A gas mixture contains oxygen and argon at partial pressures of 0.60 atm and
425 mmhg. If nitrogen gas added to the sample increases the total pressure to 1250 torr, what is the partial pressure in Torr of the Nitrogen added?
Steps for solving this problem are greatly aprreciated!!!
PO2 = 0.6 atm x (760 mm/1 atm) = ?mm
PAr = 425 mm
Ptotal = 1250 mm
PN2 = 1250 - PO2 - PAr
nitrogen in torr
To solve this problem, we need to apply Dalton's Law of Partial Pressures, which states that the total pressure of a gas mixture is equal to the sum of the partial pressures of each individual gas component.
1. Convert the given partial pressures to the same unit:
- The partial pressure of oxygen is given as 0.60 atm.
- The partial pressure of argon is given as 425 mmHg.
Since mmHg and torr are equivalent units, we can convert the partial pressure of argon to torr:
425 mmHg x (1 torr / 1 mmHg) = 425 torr.
2. Calculate the initial total pressure:
To find the initial total pressure, we sum the partial pressures of oxygen and argon:
Initial total pressure = Partial pressure of oxygen + Partial pressure of argon
Initial total pressure = 0.60 atm + 425 torr = 0.60 atm + 425 torr.

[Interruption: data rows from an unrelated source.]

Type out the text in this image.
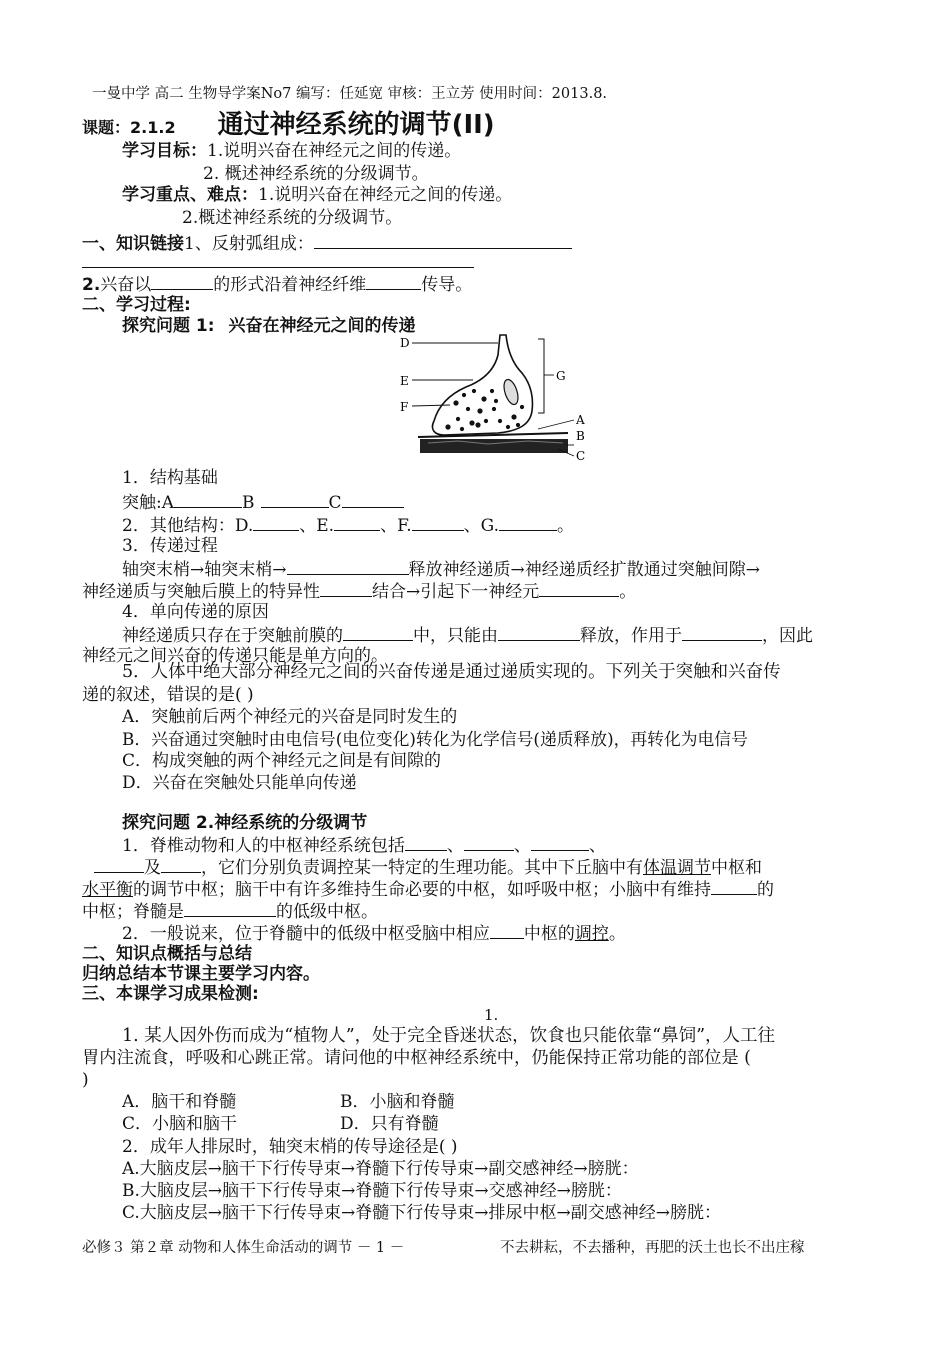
一曼中学 高二 生物导学案No7 编写：任延宽 审核：王立芳 使用时间：2013.8.
课题：2.1.2 通过神经系统的调节(II)
学习目标：1.说明兴奋在神经元之间的传递。
2. 概述神经系统的分级调节。
学习重点、难点：1.说明兴奋在神经元之间的传递。
2.概述神经系统的分级调节。
一、知识链接1、反射弧组成：
2.兴奋以	的形式沿着神经纤维	传导。
二、学习过程:
探究问题 1: 兴奋在神经元之间的传递
D
E
F
G
A
B
C
1．结构基础
突触:A	B	C
2．其他结构：D.	、E.	、F.	、G.	。
3．传递过程
轴突末梢→轴突末梢→	释放神经递质→神经递质经扩散通过突触间隙→
神经递质与突触后膜上的特异性	结合→引起下一神经元	。
4．单向传递的原因
神经递质只存在于突触前膜的	中，只能由	释放，作用于	，因此
神经元之间兴奋的传递只能是单方向的。
5．人体中绝大部分神经元之间的兴奋传递是通过递质实现的。下列关于突触和兴奋传
递的叙述，错误的是( )
A．突触前后两个神经元的兴奋是同时发生的
B．兴奋通过突触时由电信号(电位变化)转化为化学信号(递质释放)，再转化为电信号
C．构成突触的两个神经元之间是有间隙的
D．兴奋在突触处只能单向传递
探究问题 2.神经系统的分级调节
1．脊椎动物和人的中枢神经系统包括 、	、	、
及 ，它们分别负责调控某一特定的生理功能。其中下丘脑中有体温调节中枢和
水平衡的调节中枢；脑干中有许多维持生命必要的中枢，如呼吸中枢；小脑中有维持	的
中枢；脊髓是	的低级中枢。
2．一般说来，位于脊髓中的低级中枢受脑中相应 中枢的调控。
二、知识点概括与总结
归纳总结本节课主要学习内容。
三、本课学习成果检测:
1.
1. 某人因外伤而成为“植物人”，处于完全昏迷状态，饮食也只能依靠“鼻饲”，人工往
胃内注流食，呼吸和心跳正常。请问他的中枢神经系统中，仍能保持正常功能的部位是 (
)
A．脑干和脊髓	B．小脑和脊髓
C．小脑和脑干	D．只有脊髓
2．成年人排尿时，轴突末梢的传导途径是( )
A.大脑皮层→脑干下行传导束→脊髓下行传导束→副交感神经→膀胱：
B.大脑皮层→脑干下行传导束→脊髓下行传导束→交感神经→膀胱：
C.大脑皮层→脑干下行传导束→脊髓下行传导束→排尿中枢→副交感神经→膀胱：
必修３ 第２章 动物和人体生命活动的调节 － 1 －	不去耕耘，不去播种，再肥的沃土也长不出庄稼
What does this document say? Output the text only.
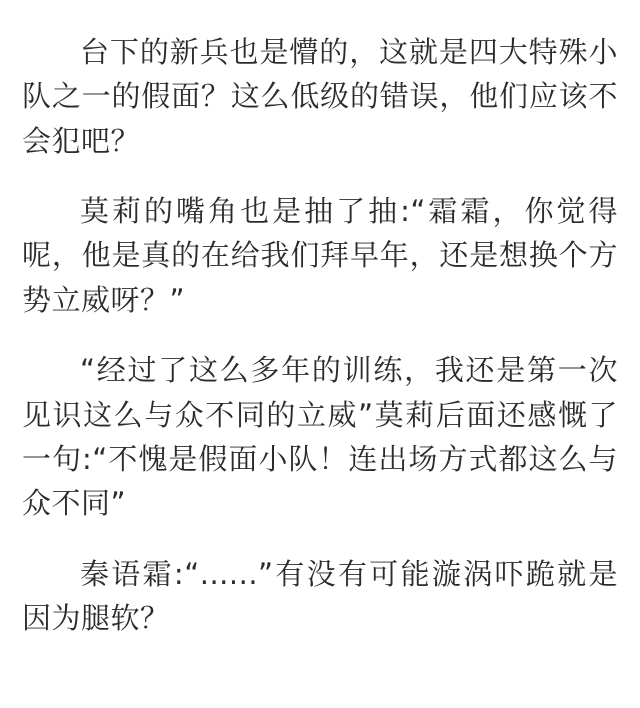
台下的新兵也是懵的，这就是四大特殊小队之一的假面？这么低级的错误，他们应该不会犯吧？

莫莉的嘴角也是抽了抽:“霜霜，你觉得呢，他是真的在给我们拜早年，还是想换个方势立威呀？”

“经过了这么多年的训练，我还是第一次见识这么与众不同的立威”莫莉后面还感慨了一句:“不愧是假面小队！连出场方式都这么与众不同”

秦语霜:“......”有没有可能漩涡吓跪就是因为腿软？
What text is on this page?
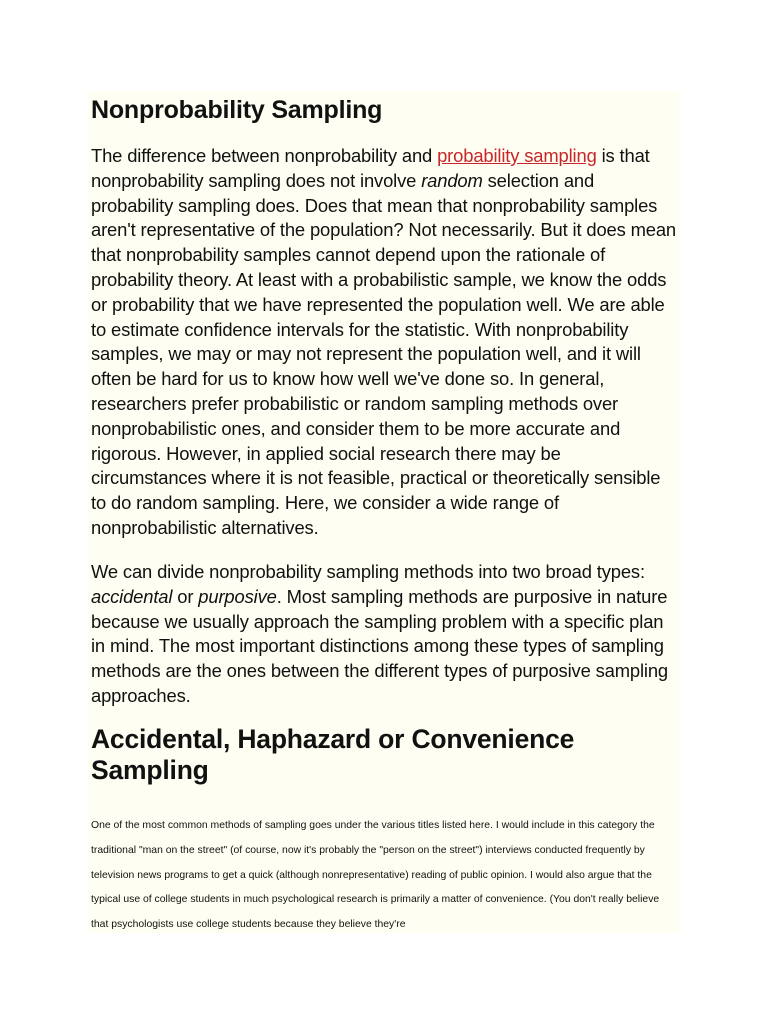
Nonprobability Sampling

The difference between nonprobability and probability sampling is that nonprobability sampling does not involve random selection and probability sampling does. Does that mean that nonprobability samples aren't representative of the population? Not necessarily. But it does mean that nonprobability samples cannot depend upon the rationale of probability theory. At least with a probabilistic sample, we know the odds or probability that we have represented the population well. We are able to estimate confidence intervals for the statistic. With nonprobability samples, we may or may not represent the population well, and it will often be hard for us to know how well we've done so. In general, researchers prefer probabilistic or random sampling methods over nonprobabilistic ones, and consider them to be more accurate and rigorous. However, in applied social research there may be circumstances where it is not feasible, practical or theoretically sensible to do random sampling. Here, we consider a wide range of nonprobabilistic alternatives.

We can divide nonprobability sampling methods into two broad types: accidental or purposive. Most sampling methods are purposive in nature because we usually approach the sampling problem with a specific plan in mind. The most important distinctions among these types of sampling methods are the ones between the different types of purposive sampling approaches.

Accidental, Haphazard or Convenience Sampling

One of the most common methods of sampling goes under the various titles listed here. I would include in this category the traditional "man on the street" (of course, now it's probably the "person on the street") interviews conducted frequently by television news programs to get a quick (although nonrepresentative) reading of public opinion. I would also argue that the typical use of college students in much psychological research is primarily a matter of convenience. (You don't really believe that psychologists use college students because they believe they're
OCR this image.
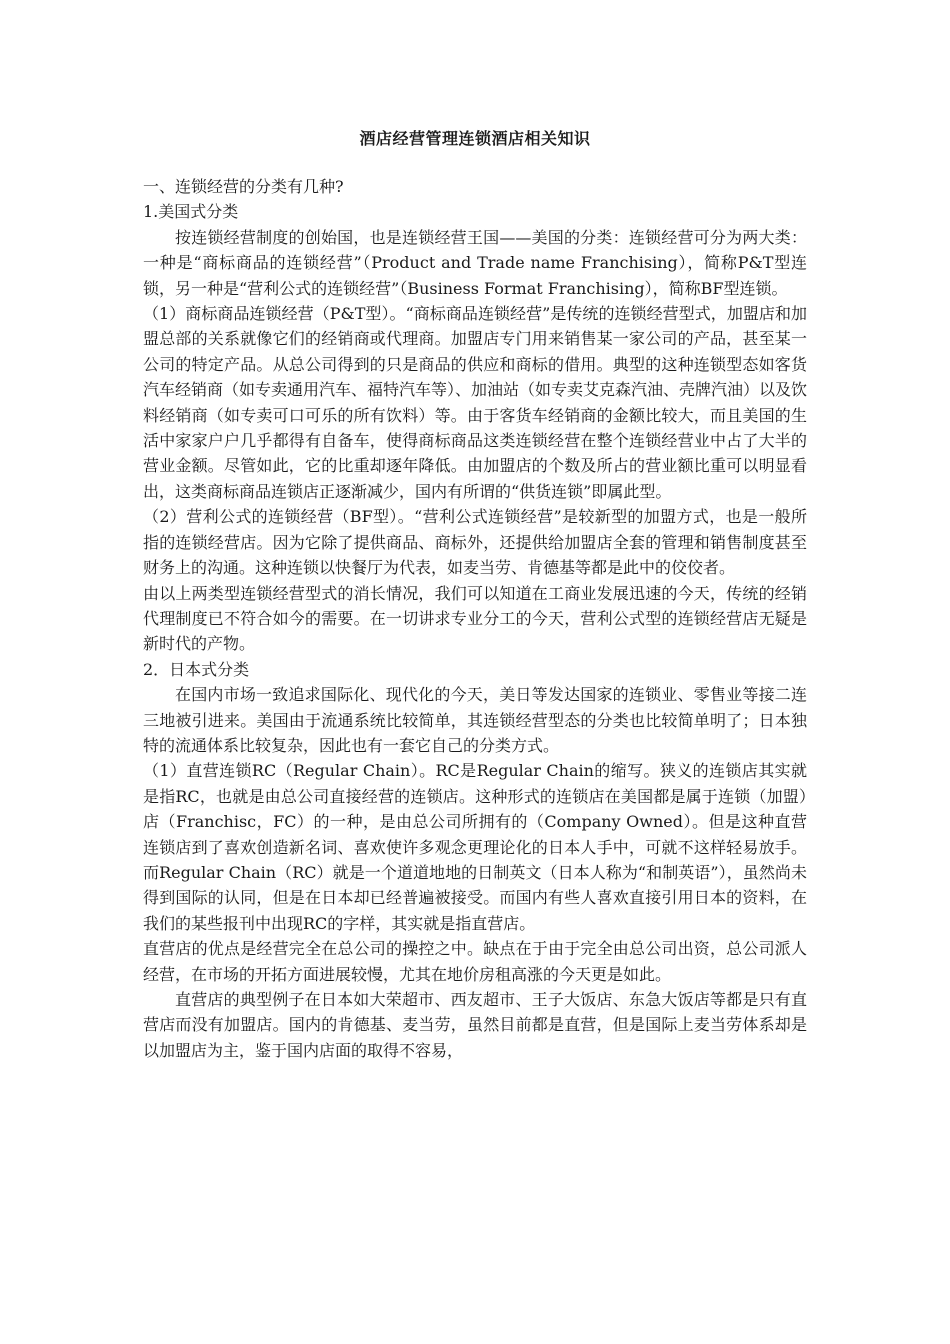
酒店经营管理连锁酒店相关知识

一、连锁经营的分类有几种?

1.美国式分类

按连锁经营制度的创始国，也是连锁经营王国——美国的分类：连锁经营可分为两大类：一种是“商标商品的连锁经营”（Product and Trade name Franchising），简称P&T型连锁，另一种是“营利公式的连锁经营”（Business Format Franchising），简称BF型连锁。

（1）商标商品连锁经营（P&T型）。“商标商品连锁经营”是传统的连锁经营型式，加盟店和加盟总部的关系就像它们的经销商或代理商。加盟店专门用来销售某一家公司的产品，甚至某一公司的特定产品。从总公司得到的只是商品的供应和商标的借用。典型的这种连锁型态如客货汽车经销商（如专卖通用汽车、福特汽车等）、加油站（如专卖艾克森汽油、壳牌汽油）以及饮料经销商（如专卖可口可乐的所有饮料）等。由于客货车经销商的金额比较大，而且美国的生活中家家户户几乎都得有自备车，使得商标商品这类连锁经营在整个连锁经营业中占了大半的营业金额。尽管如此，它的比重却逐年降低。由加盟店的个数及所占的营业额比重可以明显看出，这类商标商品连锁店正逐渐减少，国内有所谓的“供货连锁”即属此型。

（2）营利公式的连锁经营（BF型）。“营利公式连锁经营”是较新型的加盟方式，也是一般所指的连锁经营店。因为它除了提供商品、商标外，还提供给加盟店全套的管理和销售制度甚至财务上的沟通。这种连锁以快餐厅为代表，如麦当劳、肯德基等都是此中的佼佼者。

由以上两类型连锁经营型式的消长情况，我们可以知道在工商业发展迅速的今天，传统的经销代理制度已不符合如今的需要。在一切讲求专业分工的今天，营利公式型的连锁经营店无疑是新时代的产物。

2．日本式分类

在国内市场一致追求国际化、现代化的今天，美日等发达国家的连锁业、零售业等接二连三地被引进来。美国由于流通系统比较简单，其连锁经营型态的分类也比较简单明了；日本独特的流通体系比较复杂，因此也有一套它自己的分类方式。

（1）直营连锁RC（Regular Chain）。RC是Regular Chain的缩写。狭义的连锁店其实就是指RC，也就是由总公司直接经营的连锁店。这种形式的连锁店在美国都是属于连锁（加盟）店（Franchisc，FC）的一种，是由总公司所拥有的（Company Owned）。但是这种直营连锁店到了喜欢创造新名词、喜欢使许多观念更理论化的日本人手中，可就不这样轻易放手。而Regular Chain（RC）就是一个道道地地的日制英文（日本人称为“和制英语”），虽然尚未得到国际的认同，但是在日本却已经普遍被接受。而国内有些人喜欢直接引用日本的资料，在我们的某些报刊中出现RC的字样，其实就是指直营店。

直营店的优点是经营完全在总公司的操控之中。缺点在于由于完全由总公司出资，总公司派人经营，在市场的开拓方面进展较慢，尤其在地价房租高涨的今天更是如此。

直营店的典型例子在日本如大荣超市、西友超市、王子大饭店、东急大饭店等都是只有直营店而没有加盟店。国内的肯德基、麦当劳，虽然目前都是直营，但是国际上麦当劳体系却是以加盟店为主，鉴于国内店面的取得不容易，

3. Calculate the partial pressure of nitrogen:
To find the partial pressure of nitrogen, we subtract the initial total pressure from the final total pressure:
Partial pressure of nitrogen = Final total pressure - Initial total pressure
Partial pressure of nitrogen = 1250 torr - (0.60 atm + 425 torr).
4. Convert the partial pressure of nitrogen to the desired unit:
Since the given partial pressures are in torr, we can express the partial pressure of nitrogen in torr.
Combining these steps, the solution is as follows:
Partial pressure of nitrogen = (1250 torr) - (0.60 atm + 425 torr) = 1250 torr - (0.60 atm + 425 torr).
Simplifying the expression further will give the final partial pressure of nitrogen in torr.
To solve this problem, we can use Dalton's law of partial pressures, which states that the total pressure exerted by a mixture of gases is the sum of the partial pressures of each individual gas.
1. Start by converting all the pressures to the same units. In this case, let's convert everything to Torr, since the final partial pressure is required in Torr.
- 0.60 atm is equal to (0.60 atm)*(760 Torr/atm) = 456 Torr
- 425 mmHg is already in Torr since 1 mmHg = 1 Torr
- 1250 torr remains the same
2. Apply Dalton's law of partial pressures to find the partial pressure of nitrogen gas:
- Total pressure = partial pressure of oxygen + partial pressure of argon + partial pressure of nitrogen
- 1250 Torr = 456 Torr + 425 Torr + partial pressure of nitrogen
- Solve for the partial pressure of nitrogen:
partial pressure of nitrogen = 1250 Torr - 456 Torr - 425 Torr
partial pressure of nitrogen = 369 Torr
Therefore, the partial pressure of the nitrogen gas added is 369 Torr.